Bio-Konsument/nnen von morgen benötigen dafür neue Konsumkompetenzen (Consumer Literacy). Als sogenannte Consumer Citizens – darunter versteht man aktive, systemisch denkende Konsumbürger/innen – werden sie sich ihrer Rolle als Konsument/innen und der daran geknüpften Verantwortung in der Gesellschaft bewusst und fordern gleichzeitig Verantwortung von Politik und Wirtschaft ein, um einen nachhaltigen Konsum zu forcieren bzw. zu erleichtern.

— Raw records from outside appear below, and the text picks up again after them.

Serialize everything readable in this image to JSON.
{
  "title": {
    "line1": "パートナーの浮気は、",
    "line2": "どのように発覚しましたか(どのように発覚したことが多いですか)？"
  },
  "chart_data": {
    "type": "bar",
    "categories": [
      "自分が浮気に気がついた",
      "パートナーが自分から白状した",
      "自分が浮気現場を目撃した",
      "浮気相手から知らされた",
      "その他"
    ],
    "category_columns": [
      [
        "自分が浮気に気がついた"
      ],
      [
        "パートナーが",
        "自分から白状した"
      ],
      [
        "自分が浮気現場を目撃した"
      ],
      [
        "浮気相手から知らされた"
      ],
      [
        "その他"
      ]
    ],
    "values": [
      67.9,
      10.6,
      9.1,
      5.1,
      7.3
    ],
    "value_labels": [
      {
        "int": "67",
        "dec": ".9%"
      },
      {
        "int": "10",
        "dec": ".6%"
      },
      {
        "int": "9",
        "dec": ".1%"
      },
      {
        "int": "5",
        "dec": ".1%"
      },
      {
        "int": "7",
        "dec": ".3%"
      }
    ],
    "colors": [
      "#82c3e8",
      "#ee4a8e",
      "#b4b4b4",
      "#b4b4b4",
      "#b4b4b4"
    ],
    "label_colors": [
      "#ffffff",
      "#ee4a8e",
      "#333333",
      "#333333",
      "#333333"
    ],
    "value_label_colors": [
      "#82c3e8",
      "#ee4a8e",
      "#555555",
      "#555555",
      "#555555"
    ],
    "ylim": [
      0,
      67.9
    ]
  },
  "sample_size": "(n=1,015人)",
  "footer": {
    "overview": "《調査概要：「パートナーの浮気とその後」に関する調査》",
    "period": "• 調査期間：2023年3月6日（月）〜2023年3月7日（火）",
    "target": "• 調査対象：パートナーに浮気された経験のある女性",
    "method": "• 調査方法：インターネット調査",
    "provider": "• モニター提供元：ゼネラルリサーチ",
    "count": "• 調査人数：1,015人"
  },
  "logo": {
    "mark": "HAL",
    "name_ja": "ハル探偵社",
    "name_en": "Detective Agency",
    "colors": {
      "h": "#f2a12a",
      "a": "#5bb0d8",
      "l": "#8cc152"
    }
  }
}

Zum systemischen Denken der Konsumbürger/innen gehört auch, sich zu interessieren, welche Wirkung unsere Handlungen auf einer globalen Ebene und mitunter auch erst zu einem späteren Zeitpunkt haben können. Diese Vorstellungskraft für zukünftige Ereignisse und auch welche Strategien und Maßnahmen wir daraus ableiten, spielt gerade im Zusammenhang mit globalen Problemen wie dem Klimawandel eine wesentliche Rolle. Systemisches Denken bedeutet aber auch, sich mit der eigenen Meinung und vorgefassten Bildern auseinanderzusetzen und diese zu überdenken.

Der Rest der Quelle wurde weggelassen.